Results demonstrated marked improvements in both task success rates and computational efficiency with procedural memory in place. The framework was instantiated using state-of-the-art LLMs like GPT-4o, Claude-3.5-sonnet, and Qwen2.5-72B-Instruct, showing superior performance relative to approaches lacking memory integration.

Figure 3: With procedural memory, agents can improve both the success rate (accuracy â) and execution efficiency (steps â) when solving similar tasks.

Insights and Implications

Procedural Memory Transferability

The paper showcased the transferability of procedural memory from stronger models to weaker ones, illustrating how knowledge from a robust system can enhance the operational efficiency of less capable models.
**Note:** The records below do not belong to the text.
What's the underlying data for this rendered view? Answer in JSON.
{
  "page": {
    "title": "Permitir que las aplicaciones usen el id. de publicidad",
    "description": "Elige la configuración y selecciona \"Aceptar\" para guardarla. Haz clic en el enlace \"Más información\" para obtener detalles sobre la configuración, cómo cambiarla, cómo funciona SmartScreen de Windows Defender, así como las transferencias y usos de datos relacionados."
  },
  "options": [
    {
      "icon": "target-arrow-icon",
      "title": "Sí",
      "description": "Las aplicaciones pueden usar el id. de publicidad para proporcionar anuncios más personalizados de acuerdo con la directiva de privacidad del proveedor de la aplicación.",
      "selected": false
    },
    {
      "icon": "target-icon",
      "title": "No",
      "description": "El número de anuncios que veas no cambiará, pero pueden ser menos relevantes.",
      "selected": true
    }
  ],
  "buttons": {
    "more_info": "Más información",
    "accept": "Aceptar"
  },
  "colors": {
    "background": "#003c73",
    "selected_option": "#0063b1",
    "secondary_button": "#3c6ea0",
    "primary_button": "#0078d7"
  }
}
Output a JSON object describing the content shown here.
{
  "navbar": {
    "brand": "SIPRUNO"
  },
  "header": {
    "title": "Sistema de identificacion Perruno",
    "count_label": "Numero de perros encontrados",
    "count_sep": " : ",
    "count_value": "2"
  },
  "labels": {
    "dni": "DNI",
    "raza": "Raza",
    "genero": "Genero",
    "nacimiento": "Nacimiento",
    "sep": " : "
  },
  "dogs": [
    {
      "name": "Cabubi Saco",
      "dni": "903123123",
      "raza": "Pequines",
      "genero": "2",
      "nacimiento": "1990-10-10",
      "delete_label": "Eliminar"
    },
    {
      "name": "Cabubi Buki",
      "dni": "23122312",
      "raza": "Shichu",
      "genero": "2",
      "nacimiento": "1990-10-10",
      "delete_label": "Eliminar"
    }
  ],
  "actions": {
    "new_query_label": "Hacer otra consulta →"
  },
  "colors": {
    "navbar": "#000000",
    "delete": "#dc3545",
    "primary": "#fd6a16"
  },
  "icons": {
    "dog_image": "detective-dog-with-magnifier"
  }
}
Figure 4: (a) Transfer result of GPT-4o's procedural memory to Qwen2.5-14B-Instruct and its performance on TravelPlanner dataset.(b) The relationship between the quantity of procedural memory retrieved for GPT-4o's performance on the ALFWorld dataset.

Scaling Considerations

Scalability was observed as an advantage of vector-based retrieval, allowing agents to sift through extensive repositories of procedural knowledge to optimize performance on novel tasks.

Figure 5: Compare trajectories with and without procedural memory, shortens the process by 9 steps and saves 685 tokens.

Conclusion

Procedural memory significantly enhances the cognitive capabilities and adaptability of AI agents, marking an essential step toward self-improving systems. Future work can explore even more sophisticated retrieval strategies and judge-based task completion assessments, enabling agents to further refine their expertise dynamically. By fostering memory transferability and efficient update mechanisms, $Mem^p$ promises noteworthy advancements in AI agent capabilities.